The model provides quite a bit of information. It tells us the odds for those without medical conditions, the odds for those with medical conditions, whether the variable (has a medical condition) is statistically significant, and what the range of outcomes should look like. First, we need to know if the variable even matters. The model provides two indicators. One is called a p-value and one is called a z-value. Generally, if the p-value is less than 0.05, the variable is considered significant. The z-value should typically be less than -3 or greater than 3 for the variable to matter. According to our model, the p value is effectively zero for both conditions. The z-value for no medical conditions is -132 and for medical conditions is 87. When it comes to predicting COVID outcomes, it appears that existing medical conditions matter a lot, since these values are well outside their respective ranges.
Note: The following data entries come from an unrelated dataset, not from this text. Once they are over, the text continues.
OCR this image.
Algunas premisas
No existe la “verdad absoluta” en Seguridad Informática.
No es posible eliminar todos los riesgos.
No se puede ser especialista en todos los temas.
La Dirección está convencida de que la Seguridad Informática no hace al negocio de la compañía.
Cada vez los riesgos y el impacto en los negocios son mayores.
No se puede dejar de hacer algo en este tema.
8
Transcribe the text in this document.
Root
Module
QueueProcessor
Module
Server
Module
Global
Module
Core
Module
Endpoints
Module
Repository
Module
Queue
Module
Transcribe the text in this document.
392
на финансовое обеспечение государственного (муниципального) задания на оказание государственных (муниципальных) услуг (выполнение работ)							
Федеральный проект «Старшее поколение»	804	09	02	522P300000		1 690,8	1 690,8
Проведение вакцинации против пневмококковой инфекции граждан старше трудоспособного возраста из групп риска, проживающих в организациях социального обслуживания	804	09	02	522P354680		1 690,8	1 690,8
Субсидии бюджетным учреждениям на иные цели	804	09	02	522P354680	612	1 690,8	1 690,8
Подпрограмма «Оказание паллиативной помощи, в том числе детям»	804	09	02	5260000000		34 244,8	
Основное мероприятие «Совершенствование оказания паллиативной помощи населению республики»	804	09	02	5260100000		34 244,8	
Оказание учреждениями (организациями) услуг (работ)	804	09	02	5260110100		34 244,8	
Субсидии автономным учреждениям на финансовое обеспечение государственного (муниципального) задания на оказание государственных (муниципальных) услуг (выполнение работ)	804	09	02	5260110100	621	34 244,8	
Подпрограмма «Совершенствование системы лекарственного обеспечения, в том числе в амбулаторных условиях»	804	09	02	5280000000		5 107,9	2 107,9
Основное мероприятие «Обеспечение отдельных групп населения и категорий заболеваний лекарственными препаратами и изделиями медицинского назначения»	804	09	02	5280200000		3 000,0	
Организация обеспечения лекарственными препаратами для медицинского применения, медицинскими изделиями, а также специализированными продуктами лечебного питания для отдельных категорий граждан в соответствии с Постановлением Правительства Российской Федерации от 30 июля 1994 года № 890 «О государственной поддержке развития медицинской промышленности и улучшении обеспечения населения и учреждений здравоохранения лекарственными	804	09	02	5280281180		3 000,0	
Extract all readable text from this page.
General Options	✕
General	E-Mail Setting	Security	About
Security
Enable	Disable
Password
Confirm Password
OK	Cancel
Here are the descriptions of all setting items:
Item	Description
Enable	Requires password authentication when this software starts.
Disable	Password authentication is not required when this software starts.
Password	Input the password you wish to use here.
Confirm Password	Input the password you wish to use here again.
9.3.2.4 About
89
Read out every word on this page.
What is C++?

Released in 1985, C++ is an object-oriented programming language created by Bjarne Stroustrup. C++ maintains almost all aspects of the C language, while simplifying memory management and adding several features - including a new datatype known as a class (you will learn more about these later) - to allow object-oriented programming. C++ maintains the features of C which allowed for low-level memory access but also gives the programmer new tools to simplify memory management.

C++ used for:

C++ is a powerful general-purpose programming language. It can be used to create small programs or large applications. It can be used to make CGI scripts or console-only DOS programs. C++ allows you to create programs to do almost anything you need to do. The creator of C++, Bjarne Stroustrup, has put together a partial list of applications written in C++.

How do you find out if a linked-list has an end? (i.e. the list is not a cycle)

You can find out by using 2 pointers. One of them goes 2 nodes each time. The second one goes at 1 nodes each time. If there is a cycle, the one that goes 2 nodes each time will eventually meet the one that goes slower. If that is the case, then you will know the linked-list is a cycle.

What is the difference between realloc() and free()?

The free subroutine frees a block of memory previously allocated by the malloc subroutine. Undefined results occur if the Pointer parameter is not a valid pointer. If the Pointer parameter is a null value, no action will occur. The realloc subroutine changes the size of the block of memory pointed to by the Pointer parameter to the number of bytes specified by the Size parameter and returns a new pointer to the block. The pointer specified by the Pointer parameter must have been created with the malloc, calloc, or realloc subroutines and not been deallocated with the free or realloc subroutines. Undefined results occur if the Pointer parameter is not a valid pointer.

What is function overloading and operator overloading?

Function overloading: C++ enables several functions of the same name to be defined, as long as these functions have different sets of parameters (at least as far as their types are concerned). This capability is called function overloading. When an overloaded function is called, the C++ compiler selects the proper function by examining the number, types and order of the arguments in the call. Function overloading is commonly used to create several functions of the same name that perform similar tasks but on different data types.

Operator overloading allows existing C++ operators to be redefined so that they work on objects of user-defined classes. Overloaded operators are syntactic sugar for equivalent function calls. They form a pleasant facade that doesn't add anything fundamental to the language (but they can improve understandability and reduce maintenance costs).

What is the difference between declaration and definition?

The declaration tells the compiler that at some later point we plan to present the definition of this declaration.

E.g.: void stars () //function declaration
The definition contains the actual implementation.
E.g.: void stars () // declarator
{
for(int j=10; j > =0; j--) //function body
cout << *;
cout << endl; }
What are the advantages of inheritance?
Those values tell us that existing conditions matter, but it doesn’t tell us how much they influence the outcome. The model provides numbers to help us understand that as well. For our data set, the model calculated that the odds of death for those without medical conditions was 18 to 1000. For every 18 people that had a positive test, no medical conditions, and died, a thousand people with a positive test and no medical conditions survived. This works out to a probability of dying of 1.75% for those without conditions.
For those with medical conditions, the odds jumped up to 272 to 1000 with a probability of 21.4%. Remember that in the previous post, the general odds were 159 to 1000. So these numbers seem to make sense. Having medical conditions make your odds of dying go up. Not having medical conditions makes your odds go down. The model also gives us a range (called a confidence interval). It tells us that for those with a medical condition, the odds of dying increase 14 to 16 times versus those without a medical condition.
Odds and probabilities of dying from COVID for those with and without medical conditions
Let’s also be clear on what this DOESN’T say. It doesn’t say that individuals died of their pre-existing conditions. EVERY SINGLE PERSON IN THIS DATA SET DIED OF COVID. The pre-existing conditions increased or decreased the likelihood, but they didn’t cause the outcome. COVID is the cause of death. Without COVID, they wouldn’t have died. Understanding the relationships helps us make predictions to guide medical and social decisions. Don’t confuse that with thinking that influencing is the same as causing. The data says that pre-existing medical conditions predict a higher likelihood of dying from COVID. They are still dying from COVID.
Also, before you get too excited, we still have a lot of work to do. Next, we’ll look at how sex, age, and race impact the likelihood of dying. Then we’ll look at everything together. When we look at everything together, these odds will change, because the other conditions influence the pre-existing conditions. Those interactions will change our model, and we will have to consider how they influence each other as well as how they influence the outcome.